Recent trends suggest the UK faces some formidable challenges in improving the length and quality of people’s lives. Many of the major public health issues of our times – rising child obesity, increasing mental health problems, and a growing number of environmental crises – arise from complex systems involving different sectors. Creating healthy lives, therefore, not only needs action outside the health system, but also an approach that goes beyond disease-specific strategies. Broad-based action is needed to improve the social, environmental, economic and commercial conditions in which people live. Is a health in all policies approach the right way to achieve that?

For some, the health in all policies concept has not lived up to its early promise. As these case studies show, there are many challenges and barriers to the approach but, when the right ingredients are present, such strategies can deliver tangible value for people’s long-term health. There is already visible leadership and innovative cross-sectoral working within the UK, in local authorities and at national levels, notably in Scotland and Wales. All these places, both at home and abroad, provide inspiration and insights that can support people and places everywhere to innovate, test and spread new approaches to creating healthy lives.

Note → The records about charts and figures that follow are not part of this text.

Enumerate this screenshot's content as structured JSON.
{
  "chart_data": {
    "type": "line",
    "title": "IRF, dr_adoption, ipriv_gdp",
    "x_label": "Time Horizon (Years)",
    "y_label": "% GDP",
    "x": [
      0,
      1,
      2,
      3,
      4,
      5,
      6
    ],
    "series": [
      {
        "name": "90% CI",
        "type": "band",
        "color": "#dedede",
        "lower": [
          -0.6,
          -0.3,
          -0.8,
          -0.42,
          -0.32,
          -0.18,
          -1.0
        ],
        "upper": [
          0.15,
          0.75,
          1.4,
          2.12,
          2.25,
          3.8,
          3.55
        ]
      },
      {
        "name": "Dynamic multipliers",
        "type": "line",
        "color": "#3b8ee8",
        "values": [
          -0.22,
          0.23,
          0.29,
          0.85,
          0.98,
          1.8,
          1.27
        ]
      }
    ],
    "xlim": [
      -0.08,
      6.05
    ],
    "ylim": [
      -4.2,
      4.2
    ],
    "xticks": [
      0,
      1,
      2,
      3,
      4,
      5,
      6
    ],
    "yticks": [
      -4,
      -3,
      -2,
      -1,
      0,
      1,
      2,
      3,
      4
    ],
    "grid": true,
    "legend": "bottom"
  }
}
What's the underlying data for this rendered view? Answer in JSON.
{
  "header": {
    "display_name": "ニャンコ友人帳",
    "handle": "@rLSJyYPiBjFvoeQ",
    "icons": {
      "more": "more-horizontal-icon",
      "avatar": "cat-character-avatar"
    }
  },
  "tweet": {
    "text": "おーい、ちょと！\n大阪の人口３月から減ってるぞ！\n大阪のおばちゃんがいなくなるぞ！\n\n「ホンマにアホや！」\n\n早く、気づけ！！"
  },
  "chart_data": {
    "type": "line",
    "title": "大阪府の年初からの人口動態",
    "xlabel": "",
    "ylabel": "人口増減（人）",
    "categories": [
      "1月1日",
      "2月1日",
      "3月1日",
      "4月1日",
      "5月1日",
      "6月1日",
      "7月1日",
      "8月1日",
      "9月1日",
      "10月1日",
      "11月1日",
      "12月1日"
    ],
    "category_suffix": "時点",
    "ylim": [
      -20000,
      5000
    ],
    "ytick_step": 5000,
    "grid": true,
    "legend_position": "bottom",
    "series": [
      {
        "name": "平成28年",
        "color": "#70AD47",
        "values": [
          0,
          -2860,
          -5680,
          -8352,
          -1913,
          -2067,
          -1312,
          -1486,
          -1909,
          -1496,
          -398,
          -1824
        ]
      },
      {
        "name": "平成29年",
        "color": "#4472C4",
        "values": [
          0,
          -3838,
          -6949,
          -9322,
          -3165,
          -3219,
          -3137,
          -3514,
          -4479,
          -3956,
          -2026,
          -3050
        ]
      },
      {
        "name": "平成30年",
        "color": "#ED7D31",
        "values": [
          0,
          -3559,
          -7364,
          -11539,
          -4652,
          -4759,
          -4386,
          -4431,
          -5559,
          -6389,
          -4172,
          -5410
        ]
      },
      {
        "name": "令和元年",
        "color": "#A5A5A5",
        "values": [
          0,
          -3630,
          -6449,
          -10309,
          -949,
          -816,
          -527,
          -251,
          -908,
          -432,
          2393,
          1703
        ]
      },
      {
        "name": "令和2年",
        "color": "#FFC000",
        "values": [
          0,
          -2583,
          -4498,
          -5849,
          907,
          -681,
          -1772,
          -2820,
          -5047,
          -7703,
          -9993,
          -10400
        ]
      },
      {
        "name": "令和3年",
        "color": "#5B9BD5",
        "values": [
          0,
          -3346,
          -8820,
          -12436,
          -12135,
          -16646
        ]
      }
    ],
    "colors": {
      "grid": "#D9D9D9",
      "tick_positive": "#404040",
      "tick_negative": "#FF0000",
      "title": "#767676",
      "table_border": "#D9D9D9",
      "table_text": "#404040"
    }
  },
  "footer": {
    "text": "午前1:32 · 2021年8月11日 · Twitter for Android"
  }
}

The Health Foundation’s Healthy Lives strategy emphasises the importance of cross-sector and whole government action. It argues that the good health of a nation needs to be viewed as an asset to society and the economy – one that should attract long-term investment that maintains and improves people’s health and addresses health inequalities. This will require all policy- and decision-makers to consider the value – or at times cost – of their actions to people’s health. Ultimately it will require government to be more accountable for the impact of policies on health, with health and wellbeing measures set on an equal footing to economic outcomes such as GDP. In short, health should be viewed as a shared value across government and beyond.